ETH Zürich » Computer Science » Theory » Cryptography

The Role of Physics in Cryptography

Algorithms, both for using and breaking cryptographic systems, are traditionally modeled as mathematical objects, and therefore cryptography and cryptanalysis are traditionally seen as mathematical disciplines. However, all processes in the real world, including computation and communication, are physical processes involving noise, quantum effects, and other uncertainty factors. This fact can be used both for the benefit and detriment of cryptography.

On the negative side, two developments should be mentioned. The first is quantum computing, leading potentially to efficient methods for factoring large numbers and computing discrete logarithms. The second is the exploitation (by the cryptanalyst) of different types of side information channels which are available because a cryptosystem is implemented and embedded in a physical environment (e.g. a smart-card). Examples of such channels are the time required for a certain computation (see Paul Kocher's work on timing attacks), the power consumption as a function of what is computed (e.g. differential power analysis), electro-magnetic radiation, or the behavior of a device when faults are provoked, e.g. by setting the power level outside of the specifications, by physical stress, or by applying electro-magnetic fields.

Designing tamper-resistant devices with only low-capacity side channels is a core issue in security engineering. Cryptographic research must propose adequate models of side channels and resistant implementation techniques, for instance by masking key values or reordering the sequence of instructions. In addition, one should try to devise algorithms whose implementations can be inherently less vulnerable to side-channel attacks.
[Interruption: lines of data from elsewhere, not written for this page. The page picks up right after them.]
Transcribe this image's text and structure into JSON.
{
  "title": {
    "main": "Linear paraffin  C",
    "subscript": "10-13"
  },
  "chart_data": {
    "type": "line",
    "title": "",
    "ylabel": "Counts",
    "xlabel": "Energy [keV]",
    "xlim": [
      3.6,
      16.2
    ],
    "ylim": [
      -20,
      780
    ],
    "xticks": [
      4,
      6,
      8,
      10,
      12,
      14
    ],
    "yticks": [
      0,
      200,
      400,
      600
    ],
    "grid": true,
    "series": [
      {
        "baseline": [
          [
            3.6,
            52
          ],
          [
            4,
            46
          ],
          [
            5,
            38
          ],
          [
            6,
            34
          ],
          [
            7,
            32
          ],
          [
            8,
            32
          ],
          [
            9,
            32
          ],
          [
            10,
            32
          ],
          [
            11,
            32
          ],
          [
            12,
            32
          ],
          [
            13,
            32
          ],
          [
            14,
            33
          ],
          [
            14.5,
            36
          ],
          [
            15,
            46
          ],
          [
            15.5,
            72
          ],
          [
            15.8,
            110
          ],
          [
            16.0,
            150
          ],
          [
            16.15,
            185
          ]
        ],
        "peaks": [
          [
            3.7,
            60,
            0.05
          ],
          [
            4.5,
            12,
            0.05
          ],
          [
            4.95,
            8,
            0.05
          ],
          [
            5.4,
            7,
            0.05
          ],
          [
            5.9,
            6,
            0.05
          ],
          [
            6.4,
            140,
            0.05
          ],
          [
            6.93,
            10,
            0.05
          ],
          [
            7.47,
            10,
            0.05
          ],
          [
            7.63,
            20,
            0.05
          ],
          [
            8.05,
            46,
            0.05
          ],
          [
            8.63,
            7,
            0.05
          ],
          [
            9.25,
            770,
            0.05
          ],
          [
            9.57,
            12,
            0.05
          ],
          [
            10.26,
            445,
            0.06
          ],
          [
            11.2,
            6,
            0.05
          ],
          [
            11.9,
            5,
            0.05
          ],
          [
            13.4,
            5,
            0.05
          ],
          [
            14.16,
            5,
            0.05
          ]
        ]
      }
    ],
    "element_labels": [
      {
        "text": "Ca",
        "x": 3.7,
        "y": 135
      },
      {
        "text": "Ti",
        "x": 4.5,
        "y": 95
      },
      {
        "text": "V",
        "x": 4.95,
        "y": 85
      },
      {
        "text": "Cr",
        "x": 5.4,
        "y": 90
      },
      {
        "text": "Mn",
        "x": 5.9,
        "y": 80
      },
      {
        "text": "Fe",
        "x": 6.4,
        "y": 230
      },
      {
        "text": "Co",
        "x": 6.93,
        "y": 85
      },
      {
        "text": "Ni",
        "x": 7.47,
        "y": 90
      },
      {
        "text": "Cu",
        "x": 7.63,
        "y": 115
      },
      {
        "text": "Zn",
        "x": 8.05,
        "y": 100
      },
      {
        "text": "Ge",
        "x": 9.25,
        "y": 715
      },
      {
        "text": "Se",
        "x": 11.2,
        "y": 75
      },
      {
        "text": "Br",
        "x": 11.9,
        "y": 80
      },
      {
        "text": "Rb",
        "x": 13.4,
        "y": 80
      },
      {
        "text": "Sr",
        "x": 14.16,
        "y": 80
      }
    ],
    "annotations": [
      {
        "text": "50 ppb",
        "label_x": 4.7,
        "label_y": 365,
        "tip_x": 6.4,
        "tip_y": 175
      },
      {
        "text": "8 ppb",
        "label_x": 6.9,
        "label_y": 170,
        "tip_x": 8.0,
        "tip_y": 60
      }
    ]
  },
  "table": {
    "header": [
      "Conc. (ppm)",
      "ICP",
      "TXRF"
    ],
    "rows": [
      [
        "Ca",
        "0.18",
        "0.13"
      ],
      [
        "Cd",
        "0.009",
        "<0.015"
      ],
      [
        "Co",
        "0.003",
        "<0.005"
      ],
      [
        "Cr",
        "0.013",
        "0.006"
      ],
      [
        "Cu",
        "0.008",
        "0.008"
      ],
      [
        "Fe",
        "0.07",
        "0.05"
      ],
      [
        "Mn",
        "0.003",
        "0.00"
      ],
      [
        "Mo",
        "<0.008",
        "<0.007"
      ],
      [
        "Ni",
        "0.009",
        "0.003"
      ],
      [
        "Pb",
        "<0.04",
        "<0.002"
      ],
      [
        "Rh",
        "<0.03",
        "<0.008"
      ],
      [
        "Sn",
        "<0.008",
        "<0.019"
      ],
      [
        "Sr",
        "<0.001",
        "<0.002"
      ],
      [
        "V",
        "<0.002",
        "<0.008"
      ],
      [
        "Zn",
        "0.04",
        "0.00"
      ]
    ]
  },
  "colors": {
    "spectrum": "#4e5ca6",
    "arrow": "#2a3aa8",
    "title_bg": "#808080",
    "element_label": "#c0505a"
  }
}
On the positive side, one can exploit the fact that an adversary does not know the exact state of a physical system. A first possible source of uncertainty for the adversary is the inherent impossibility of measuring quantum states exactly. For instance, one can measure at most one bit of information about the polarization of a photon, which is a continuous quantity. Quantum cryptography is the discipline that exploits this fact.
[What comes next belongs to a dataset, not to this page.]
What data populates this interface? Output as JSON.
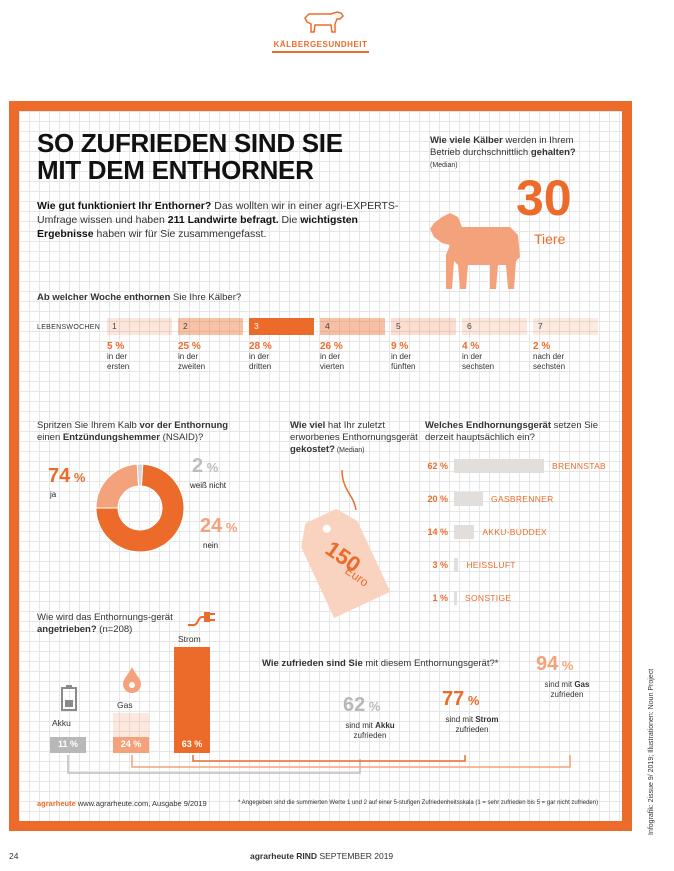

A second source of uncertainty for the adversary is the noise in communication channels. Cryptography is usually used in a context where error-free communication channels (e.g. TCP connections) are available. In such a model, information-theoretic secrecy is possible only if, roughly speaking, the key is as long as the message. By combining cryptographic coding and error-control coding, perfect information-theoretic secrecy can be achieved by public discussion between two parties not sharing a secret key initially, by exploiting information available to them as well as (even more reliably) to the adversary.